Once you buy perfectly roasted coffee beans, you can do the rest of the chemistry at home. With the help of a cheap coffee grinder, you can grind coffee beans in several different sizes, which will definitely affect the taste of your morning coffee. Small, finely ground products have a large surface area, which means that caffeine (and other flavors) can be easily extracted from miniaturized coffee beans. However, this can often result in the secretion of too much caffeine, which gives the coffee a bitter taste.
On the other hand, coffee beans can be coarsely ground. In this case, the inside of the coffee beans is not exposed to approximately the same degree as the finely ground coffee beans. The resulting coffee can often be sour – and sometimes even slightly salty. But if you combine the right size coffee grounds with the right way of cooking, you can make yourself the best cup of coffee in the world.
The simplest (and easiest way) to make coffee is to add extremely hot water to the coarse coffee grounds. After soaking in water for a few minutes, the liquid can be poured out of the container. This procedure, called decoction, uses hot water to dissolve molecules inside the coffee bean. The most modern methods of making coffee use a version of decoction, which allows us to drink a cup of hot coffee, instead of murmuring on roasted beans. However, since this method does not involve a filtration process, this version of coffee – called cowboy coffee – is prone to floating coffee beans. For this reason, it is usually not the preferred method of cooking.

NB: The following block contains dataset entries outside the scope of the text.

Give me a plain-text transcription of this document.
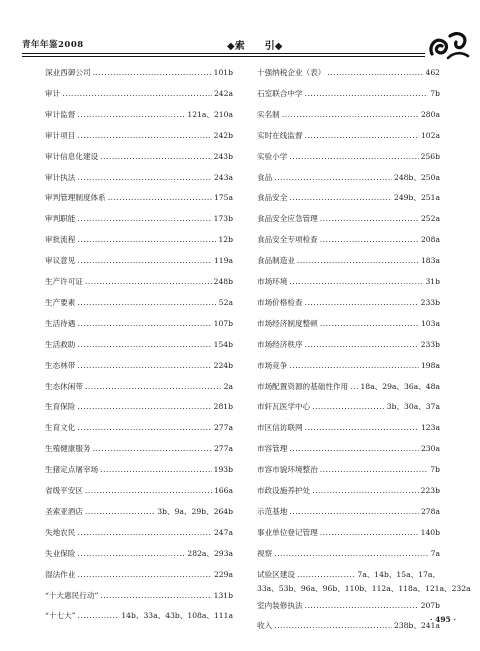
青年年鉴2008	◆索 引◆
深业西御公司 .....	101b
审计 .....	242a
审计监督 .....	121a、210a
审计项目 .....	242b
审计信息化建设 .....	243b
审计执法 .....	243a
审判管理制度体系 .....	175a
审判职能 .....	173b
审批流程 .....	12b
审议意见 .....	119a
生产许可证 .....	248b
生产要素 .....	52a
生活待遇 .....	107b
生活救助 .....	154b
生态林带 .....	224b
生态休闲带 .....	2a
生育保险 .....	281b
生育文化 .....	277a
生殖健康服务 .....	277a
生猪定点屠宰场 .....	193b
省级平安区 .....	166a
圣索亚酒店 .....	3b、9a、29b、264b
失地农民 .....	247a
失业保险 .....	282a、293a
湿法作业 .....	229a
“十大惠民行动” .....	131b
“十七大” .....	14b、33a、43b、108a、111a
十强纳税企业（表） .....	462
石室联合中学 .....	7b
实名制 .....	280a
实时在线监督 .....	102a
实验小学 .....	256b
食品 .....	248b、250a
食品安全 .....	249b、251a
食品安全应急管理 .....	252a
食品安全专项检查 .....	208a
食品制造业 .....	183a
市场环境 .....	31b
市场价格检查 .....	233b
市场经济制度整顿 .....	103a
市场经济秩序 .....	233b
市场竞争 .....	198a
市场配置资源的基础性作用 ..... 18a、29a、36a、48a
市轩瓦医学中心 .....	3b、30a、37a
市区信访联网 .....	123a
市容管理 .....	230a
市容市貌环境整治 .....	7b
市政设施养护处 .....	223b
示范基地 .....	278a
事业单位登记管理 .....	140b
视察 .....	7a
试验区建设 .....	7a、14b、15a、17a、
33a、53b、96a、96b、110b、112a、118a、121a、232a
室内装修执法 .....	207b
收入 .....	238b、241a
· 495 ·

By the way, did you notice that I was avoiding that term boiling? If you’re trying to brew a half-decent cup of coffee, you should never boil hot water. Instead, the ideal water temperature is around 96 ° C (205 ° F), which is slightly below boiling (100 ° C, 212 ° F). At 96 ° C, the coffee aroma molecules begin to dissolve. Unfortunately, when the water is only four degrees hot, the molecules that give coffee its bitter taste also dissolve. This is why nerds and baristas are so obsessed with water temperature. In my house, we even use an electric kettle that allows us to choose whatever temperature we want it to be.
Depending on how strong coffee you like to taste, you may be attached to a French press or some other way of soaking. Like cowboy coffee, this technique also soaks coffee grounds in hot water, but the residue is slightly smaller (coarse versus extra coarse). After a few minutes, the piston is used to push all the bases to the bottom of the device. The remaining liquid above the precipitate is now perfectly clear and delicious. Because coarse coffee grounds are used in this method, more molecules can be dissolved in the coffee solution, giving us a more intense flavor (compared to cowboy coffee).
Another technique: when hot water drips over coffee grounds, it absorbs aromatic molecules before dripping into a cup of coffee. This process, aptly referred to as the drip method, can be performed manually or using a high-tech machine, such as a coffee filter. But sometimes this technique is used with cold water, which means that fragrant, aromatic molecules (those that give your coffee a distinctive smell) cannot be dissolved in water. The result is called Dutch iced coffee, a drink that is ironically favored in Japan, and its preparation takes about two hours.